In Israel before it gained its independence in 1948 “face-to-face” combat, as it was called, was taught in the various paramilitary organizations such as FOSH and PALMACH. One reason for this was the need to compensate for the lack of weapons; another, the fact that such arts could be practiced in the open under the guise of “sport” without interference from the British Mandatory authorities. Later this tradition was carried over into the IDF. However, since unarmed combat was seen mainly as a substitute for the real thing its status was low. As late as 1973 Egyptian intelligence, analyzing the strengths and weaknesses of the Israeli soldier, concluded that he was intelligent and resourceful, but afraid of hand-to-hand combat. To this day many soldiers are afraid to train in the field; leading to a strong, some would say too strong, emphasis on safety measures.

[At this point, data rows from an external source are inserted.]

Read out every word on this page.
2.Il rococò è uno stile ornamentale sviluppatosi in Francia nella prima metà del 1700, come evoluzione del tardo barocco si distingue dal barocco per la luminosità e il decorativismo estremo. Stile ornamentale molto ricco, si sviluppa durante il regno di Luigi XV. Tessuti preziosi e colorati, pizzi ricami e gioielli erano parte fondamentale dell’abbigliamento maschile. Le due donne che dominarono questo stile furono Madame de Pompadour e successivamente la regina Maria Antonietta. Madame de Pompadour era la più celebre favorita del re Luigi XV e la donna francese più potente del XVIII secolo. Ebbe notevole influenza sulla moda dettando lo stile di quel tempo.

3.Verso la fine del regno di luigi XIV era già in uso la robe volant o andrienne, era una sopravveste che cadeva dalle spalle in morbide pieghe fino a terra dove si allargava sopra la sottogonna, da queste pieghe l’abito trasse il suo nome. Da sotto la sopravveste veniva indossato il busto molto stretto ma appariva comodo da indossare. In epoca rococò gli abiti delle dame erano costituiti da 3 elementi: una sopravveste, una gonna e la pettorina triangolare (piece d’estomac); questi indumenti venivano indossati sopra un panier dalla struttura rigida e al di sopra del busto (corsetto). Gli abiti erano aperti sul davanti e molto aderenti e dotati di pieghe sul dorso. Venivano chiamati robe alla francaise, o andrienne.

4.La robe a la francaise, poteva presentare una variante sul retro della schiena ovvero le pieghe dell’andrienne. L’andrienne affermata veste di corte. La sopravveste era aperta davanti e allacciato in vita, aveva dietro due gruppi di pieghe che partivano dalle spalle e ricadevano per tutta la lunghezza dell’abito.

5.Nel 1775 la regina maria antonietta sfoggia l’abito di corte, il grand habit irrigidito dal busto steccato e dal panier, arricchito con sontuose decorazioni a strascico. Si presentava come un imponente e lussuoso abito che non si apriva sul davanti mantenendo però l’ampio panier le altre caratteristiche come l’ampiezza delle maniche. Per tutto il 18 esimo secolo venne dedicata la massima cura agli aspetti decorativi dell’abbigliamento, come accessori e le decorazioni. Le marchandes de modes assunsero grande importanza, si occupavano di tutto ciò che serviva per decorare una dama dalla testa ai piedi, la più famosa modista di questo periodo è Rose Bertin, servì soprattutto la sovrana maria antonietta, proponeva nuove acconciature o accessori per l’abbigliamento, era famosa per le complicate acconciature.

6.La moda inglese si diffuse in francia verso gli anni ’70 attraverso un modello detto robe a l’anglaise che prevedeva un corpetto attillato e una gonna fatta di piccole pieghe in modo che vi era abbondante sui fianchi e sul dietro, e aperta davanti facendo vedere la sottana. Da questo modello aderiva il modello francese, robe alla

Both in Israel and elsewhere, what changed the equation was the rise to prominence, after 1990 or so, of various forms of anti-terrorism, counterinsurgency, etc. Two factors were involved. First, operations of this kind differ from conventional ones in that they are often conducted at extremely close range. Soldiers on- and off duty must know how to defend themselves against attempts to kidnap them or snatch away their weapons; conversely, you cannot kill a terrorist with the aid of a cannon at fifteen kilometers distance. Second, many operations have to be conducted amidst the population, with the result that avoiding civilian casualties becomes supremely important. As with the police, often it is a question of using minimum, not maximum, force; of disarming and capturing the opponent, not killing him.

In the IDF today, “touch combat” instructors are selected from those who join the service with some experience in the field and given the appropriate training. It is taught at three levels. First, there is the low-level training received by most soldiers (including female soldiers, to help them resist sexual assault either by their own comrades or by others). Second comes the training given to all combat troops. Third is that given to special units involved in commando and anti-terrorist activities. Competitions, both individual and collective, are held. There are also exchange visits with experts from foreign armies. Many former IDF instructors have set up their own schools both in Israel and abroad.

As the demand for Israeli instructors shows, “touch combat” as taught in the IDF is held in high regard in many countries around the world. However, three reservations are in place. First, it is not clear whether such a thing as a unique Israeli style of “touch combat” really exists. Since it is said to mix many different styles, from jiu-jitsu to kickboxing, one would be surprised to learn that it does. Second, even within the IDF, there seems to be no single style all instructors use. To the contrary: as training is becoming increasingly outsourced, each instructor, now operating as a civilian, tends to develop his own style. One which, he claims, is superior to all the rest.

Last not least, in a world dominated by technology the possibilities of “touch combat,” or whatever it is called, remain limited. For some it is a sport. For others, especially police officers and anti-terrorist commandos, it is an essential part of their skills. However, it is neither war nor a substitute for it.